ECLI:NL:CRVB:2018:2775
Centrale Raad van Beroep
- Hoger beroep
- Rechtspraak.nl
Hoger beroep over weigering WIA-uitkering wegens onvoldoende arbeidsongeschiktheid
In deze zaak gaat het om een hoger beroep van appellant tegen de beslissing van het Uitvoeringsinstituut werknemersverzekeringen (Uwv) om zijn aanvraag voor een WIA-uitkering te weigeren. Appellant, die voorheen als bedradingsmonteur werkte, meldde zich op 15 augustus 2012 ziek vanwege klachten aan zijn rechteronderbeen. Na een eerdere afwijzing van zijn WIA-aanvraag op 29 juli 2014, waarin werd vastgesteld dat hij minder dan 35% arbeidsongeschikt was, diende appellant op 12 oktober 2014 een nieuwe aanvraag in, waarbij hij aangaf dat zijn gezondheid was verslechterd. Het Uwv weigerde echter opnieuw de WIA-uitkering, omdat er geen objectieve veranderingen in zijn belastbaarheid waren vastgesteld.
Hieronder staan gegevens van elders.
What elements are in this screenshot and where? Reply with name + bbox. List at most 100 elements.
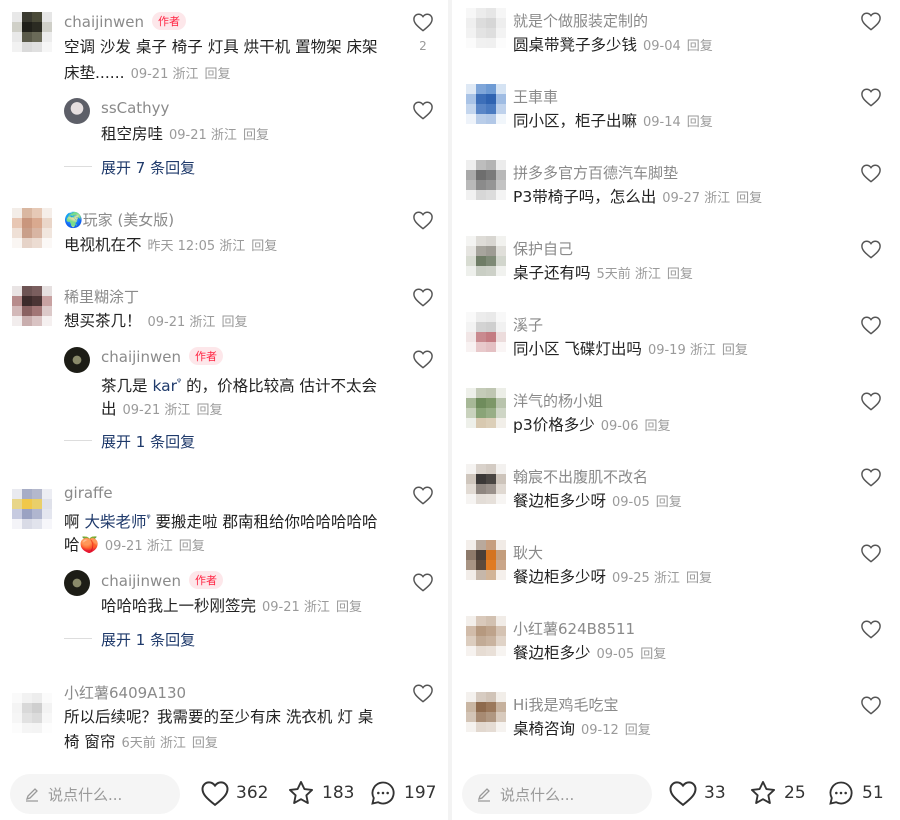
avatar[interactable] xyxy=(466,540,506,580)
collect-button[interactable]: 183 xyxy=(286,778,354,808)
avatar[interactable] xyxy=(12,489,52,529)
like-button[interactable]: 33 xyxy=(668,778,726,808)
avatar[interactable] xyxy=(12,208,52,248)
reply-link[interactable]: 回复 xyxy=(192,736,218,751)
expand-replies-link[interactable]: 展开 1 条回复 xyxy=(101,629,195,650)
mention-link[interactable]: 大柴老师 xyxy=(84,513,146,531)
avatar-pixel xyxy=(466,104,476,114)
reply-link[interactable]: 回复 xyxy=(640,647,666,662)
like-heart-icon[interactable] xyxy=(412,683,434,703)
reply-link[interactable]: 回复 xyxy=(204,67,230,82)
comment-author[interactable]: 小红薯624B8511 xyxy=(513,618,635,639)
reply-link[interactable]: 回复 xyxy=(656,495,682,510)
expand-replies-link[interactable]: 展开 7 条回复 xyxy=(101,157,195,178)
like-heart-icon[interactable] xyxy=(860,315,882,335)
avatar[interactable] xyxy=(12,693,52,733)
reply-link[interactable]: 回复 xyxy=(251,239,277,254)
like-heart-icon[interactable] xyxy=(412,287,434,307)
avatar[interactable] xyxy=(466,692,506,732)
reply-link[interactable]: 回复 xyxy=(667,267,693,282)
avatar[interactable] xyxy=(466,160,506,200)
like-heart-icon[interactable] xyxy=(412,485,434,505)
avatar[interactable] xyxy=(466,8,506,48)
like-heart-icon[interactable] xyxy=(860,695,882,715)
comment-button[interactable]: 51 xyxy=(826,778,884,808)
avatar[interactable] xyxy=(64,570,90,596)
comment-input[interactable]: 说点什么... xyxy=(10,774,180,814)
like-heart-icon[interactable] xyxy=(412,572,434,592)
reply-link[interactable]: 回复 xyxy=(687,115,713,130)
like-heart-icon[interactable] xyxy=(412,210,434,230)
comment-author[interactable]: giraffe xyxy=(64,484,113,502)
reply-link[interactable]: 回复 xyxy=(644,419,670,434)
avatar[interactable] xyxy=(466,236,506,276)
like-heart-icon[interactable] xyxy=(412,349,434,369)
like-count: 362 xyxy=(236,783,269,803)
avatar[interactable] xyxy=(64,347,90,373)
like-heart-icon[interactable] xyxy=(860,467,882,487)
avatar[interactable] xyxy=(64,98,90,124)
like-heart-icon[interactable] xyxy=(860,391,882,411)
comment-author[interactable]: 王車車 xyxy=(513,86,558,107)
avatar[interactable] xyxy=(12,12,52,52)
comment-author[interactable]: 保护自己 xyxy=(513,238,573,259)
avatar-pixel xyxy=(476,712,486,722)
comment-author[interactable]: chaijinwen xyxy=(64,13,144,31)
avatar[interactable] xyxy=(466,464,506,504)
avatar-pixel xyxy=(476,84,486,94)
reply-link[interactable]: 回复 xyxy=(722,343,748,358)
avatar[interactable] xyxy=(12,286,52,326)
avatar-pixel xyxy=(496,160,506,170)
avatar-pixel xyxy=(466,712,476,722)
avatar-pixel xyxy=(12,218,22,228)
mention-link[interactable]: kar xyxy=(152,377,177,395)
comment-author[interactable]: 溪子 xyxy=(513,314,543,335)
comment-input[interactable]: 说点什么... xyxy=(462,774,652,814)
comment-author[interactable]: chaijinwen xyxy=(101,572,181,590)
like-heart-icon[interactable] xyxy=(860,543,882,563)
comment-button[interactable]: 197 xyxy=(368,778,436,808)
avatar-pixel xyxy=(476,388,486,398)
comment-author[interactable]: 翰宸不出腹肌不改名 xyxy=(513,466,648,487)
like-heart-icon[interactable] xyxy=(860,239,882,259)
comment-author[interactable]: 稀里糊涂丁 xyxy=(64,286,139,307)
reply-link[interactable]: 回复 xyxy=(686,571,712,586)
like-heart-icon[interactable] xyxy=(860,11,882,31)
like-heart-icon[interactable] xyxy=(412,12,434,32)
comment-author[interactable]: 小红薯6409A130 xyxy=(64,682,186,703)
avatar-pixel xyxy=(466,266,476,276)
like-heart-icon[interactable] xyxy=(860,163,882,183)
comment-author[interactable]: 就是个做服装定制的 xyxy=(513,10,648,31)
reply-link[interactable]: 回复 xyxy=(336,600,362,615)
avatar[interactable] xyxy=(466,388,506,428)
avatar-pixel xyxy=(496,8,506,18)
like-heart-icon[interactable] xyxy=(860,619,882,639)
reply-link[interactable]: 回复 xyxy=(736,191,762,206)
avatar-pixel xyxy=(466,560,476,570)
avatar-pixel xyxy=(12,12,22,22)
reply-link[interactable]: 回复 xyxy=(625,723,651,738)
comment-author[interactable]: 🌍玩家 (美女版) xyxy=(64,209,174,230)
like-button[interactable]: 362 xyxy=(200,778,268,808)
comment-author[interactable]: ssCathyy xyxy=(101,99,169,117)
expand-replies-link[interactable]: 展开 1 条回复 xyxy=(101,431,195,452)
avatar[interactable] xyxy=(466,616,506,656)
avatar-pixel xyxy=(12,42,22,52)
avatar[interactable] xyxy=(466,84,506,124)
like-heart-icon[interactable] xyxy=(860,87,882,107)
avatar-pixel xyxy=(486,398,496,408)
comment-author[interactable]: 拼多多官方百德汽车脚垫 xyxy=(513,162,678,183)
comment-author[interactable]: Hi我是鸡毛吃宝 xyxy=(513,694,618,715)
reply-link[interactable]: 回复 xyxy=(243,128,269,143)
comment-author[interactable]: 洋气的杨小姐 xyxy=(513,390,603,411)
avatar[interactable] xyxy=(466,312,506,352)
reply-link[interactable]: 回复 xyxy=(179,539,205,554)
reply-link[interactable]: 回复 xyxy=(221,315,247,330)
reply-link[interactable]: 回复 xyxy=(196,403,222,418)
collect-button[interactable]: 25 xyxy=(748,778,806,808)
avatar-pixel xyxy=(466,322,476,332)
comment-author[interactable]: 耿大 xyxy=(513,542,543,563)
reply-link[interactable]: 回复 xyxy=(687,39,713,54)
comment-author[interactable]: chaijinwen xyxy=(101,348,181,366)
like-heart-icon[interactable] xyxy=(412,100,434,120)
De rechtbank Rotterdam verklaarde het beroep van appellant tegen deze beslissing ongegrond, en oordeelde dat het Uwv de functionele mogelijkheden van appellant correct had vastgesteld. In hoger beroep herhaalde appellant zijn standpunt dat de verzekeringsartsen ten onrechte geen medische informatie bij zijn behandelend artsen hadden opgevraagd en dat zijn klachten per 12 oktober 2014 waren toegenomen. Het Uwv verwees naar rapporten van verzekeringsartsen die bevestigden dat er geen toegenomen arbeidsongeschiktheid was.
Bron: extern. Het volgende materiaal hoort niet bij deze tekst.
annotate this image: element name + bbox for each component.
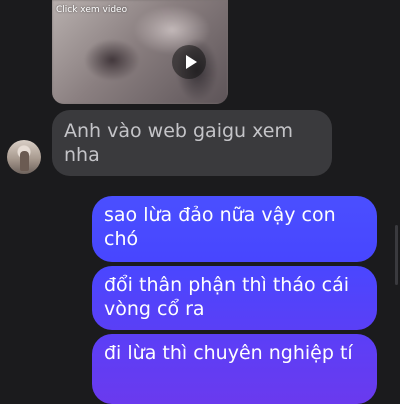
outgoing-message-bubble[interactable]: sao lừa đảo nữa vậy con chó xyxy=(92,196,377,262)
play-button[interactable] xyxy=(172,45,206,79)
scrollbar[interactable] xyxy=(395,225,398,285)
avatar-figure xyxy=(20,151,29,171)
sender-avatar[interactable] xyxy=(7,140,41,174)
outgoing-message-bubble[interactable]: đi lừa thì chuyên nghiệp tí xyxy=(92,334,377,404)
video-attachment[interactable]: Click xem video xyxy=(52,0,228,104)
outgoing-message-bubble[interactable]: đổi thân phận thì tháo cái vòng cổ ra xyxy=(92,266,377,330)
play-icon xyxy=(185,55,197,69)
incoming-message-bubble[interactable]: Anh vào web gaigu xem nha xyxy=(52,110,332,176)
video-caption: Click xem video xyxy=(56,5,128,15)
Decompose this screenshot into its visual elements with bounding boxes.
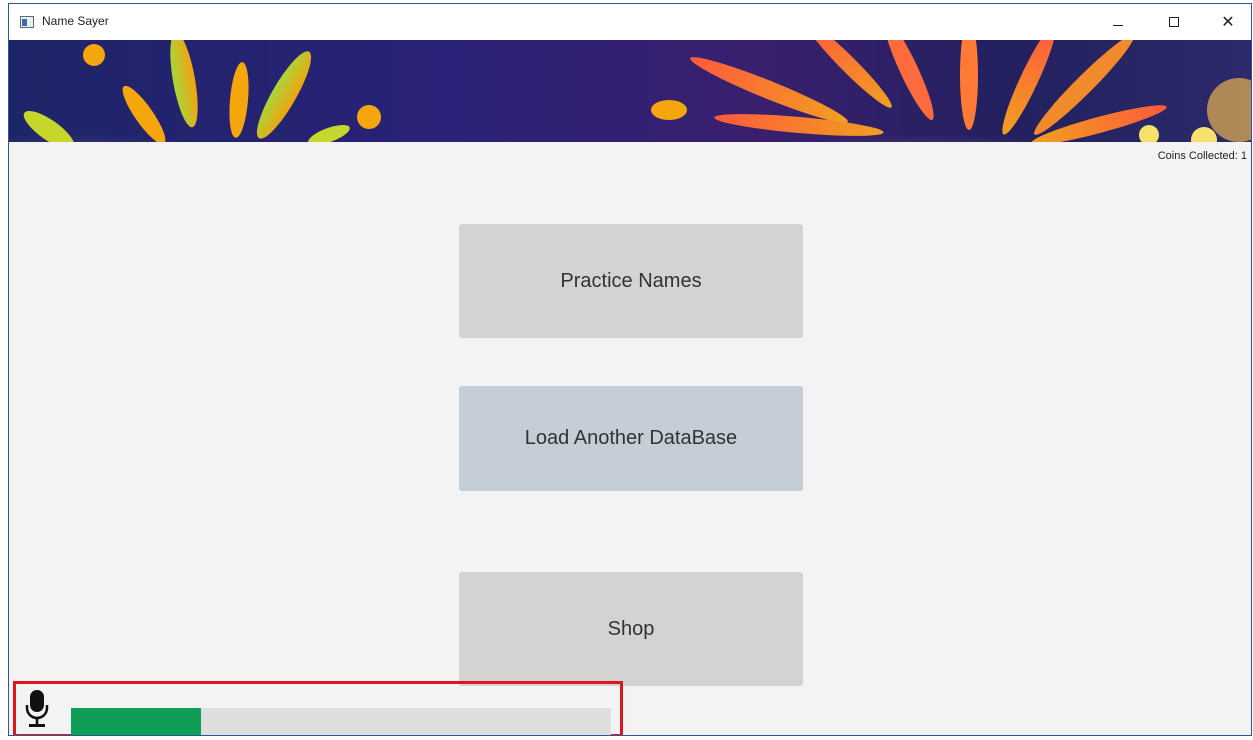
maximize-button[interactable] <box>1151 4 1197 40</box>
close-icon: ✕ <box>1221 14 1235 31</box>
microphone-level-panel <box>13 681 623 735</box>
minimize-icon <box>1113 24 1123 26</box>
app-icon <box>20 16 34 28</box>
fireworks-image <box>9 40 1251 142</box>
title-bar[interactable]: Name Sayer ✕ <box>9 4 1251 40</box>
shop-button[interactable]: Shop <box>459 572 803 686</box>
maximize-icon <box>1169 17 1179 27</box>
mic-level-fill <box>71 708 201 735</box>
mic-level-meter <box>71 708 611 735</box>
close-button[interactable]: ✕ <box>1205 4 1251 40</box>
load-database-button[interactable]: Load Another DataBase <box>459 386 803 491</box>
coins-collected-label: Coins Collected: 1 <box>1157 150 1247 162</box>
app-window: Name Sayer ✕ Coins Collected: 1 Practice… <box>8 3 1252 736</box>
practice-names-button[interactable]: Practice Names <box>459 224 803 338</box>
microphone-icon[interactable] <box>24 689 50 729</box>
window-title: Name Sayer <box>42 14 109 28</box>
minimize-button[interactable] <box>1095 4 1141 40</box>
fireworks-banner <box>9 40 1251 142</box>
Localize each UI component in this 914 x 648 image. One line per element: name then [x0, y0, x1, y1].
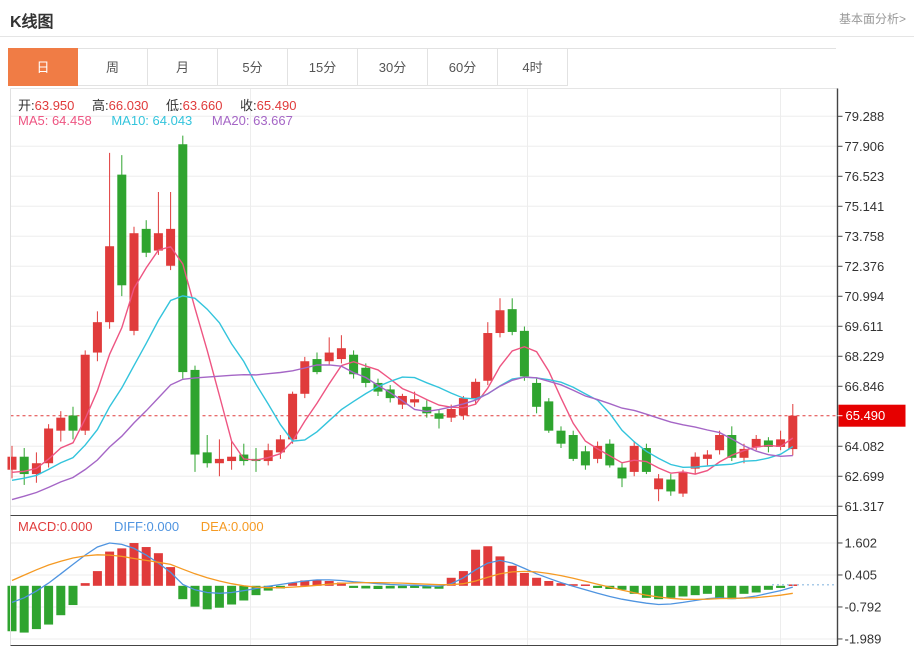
price-axis-labels: 79.288 77.906 76.523 75.141 73.758 72.376 70.9… — [838, 109, 885, 514]
svg-text:1.602: 1.602 — [845, 535, 878, 550]
svg-text:79.288: 79.288 — [845, 109, 885, 124]
svg-text:77.906: 77.906 — [845, 139, 885, 154]
ohlc-legend: 开:63.950 高:66.030 低:63.660 收:65.490 — [18, 95, 310, 114]
open-value: 63.950 — [35, 98, 75, 113]
macd-legend: MACD:0.000 DIFF:0.000 DEA:0.000 — [18, 519, 282, 534]
vertical-gridlines — [251, 89, 781, 646]
svg-text:75.141: 75.141 — [845, 199, 885, 214]
svg-text:66.846: 66.846 — [845, 379, 885, 394]
diff-line — [12, 543, 793, 605]
ma20-line — [12, 365, 793, 500]
svg-text:-1.989: -1.989 — [845, 631, 882, 646]
svg-text:0.405: 0.405 — [845, 567, 878, 582]
ma5-line — [12, 247, 793, 474]
svg-text:72.376: 72.376 — [845, 259, 885, 274]
close-label: 收: — [240, 98, 257, 113]
svg-text:64.082: 64.082 — [845, 439, 885, 454]
macd-value: MACD:0.000 — [18, 519, 92, 534]
kline-page: K线图 基本面分析> 日周月5分15分30分60分4时 79.28877.906… — [0, 0, 914, 648]
svg-text:-0.792: -0.792 — [845, 599, 882, 614]
macd-axis-labels: 1.602 0.405 -0.792 -1.989 — [838, 535, 882, 646]
dea-value: DEA:0.000 — [201, 519, 264, 534]
low-label: 低: — [166, 98, 183, 113]
diff-value: DIFF:0.000 — [114, 519, 179, 534]
svg-text:68.229: 68.229 — [845, 349, 885, 364]
ma-legend: MA5: 64.458 MA10: 64.043 MA20: 63.667 — [18, 113, 309, 128]
open-label: 开: — [18, 98, 35, 113]
ma20-value: MA20: 63.667 — [212, 113, 293, 128]
svg-text:70.994: 70.994 — [845, 289, 885, 304]
svg-text:61.317: 61.317 — [845, 499, 885, 514]
low-value: 63.660 — [183, 98, 223, 113]
svg-text:73.758: 73.758 — [845, 229, 885, 244]
current-price-badge: 65.490 — [838, 405, 906, 427]
svg-text:76.523: 76.523 — [845, 169, 885, 184]
svg-text:65.490: 65.490 — [846, 408, 886, 423]
high-value: 66.030 — [109, 98, 149, 113]
ma5-value: MA5: 64.458 — [18, 113, 92, 128]
svg-text:69.611: 69.611 — [845, 319, 884, 334]
close-value: 65.490 — [257, 98, 297, 113]
ma10-value: MA10: 64.043 — [111, 113, 192, 128]
svg-text:62.699: 62.699 — [845, 469, 885, 484]
dea-line — [12, 555, 793, 600]
high-label: 高: — [92, 98, 109, 113]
De Centrale Raad van Beroep oordeelde dat er geen bewijs was voor toegenomen arbeidsongeschiktheid per 12 oktober 2014. De rechtbank had de gronden van appellant correct beoordeeld en de Raad bevestigde de eerdere uitspraak. Er was geen aanleiding voor een veroordeling in de proceskosten.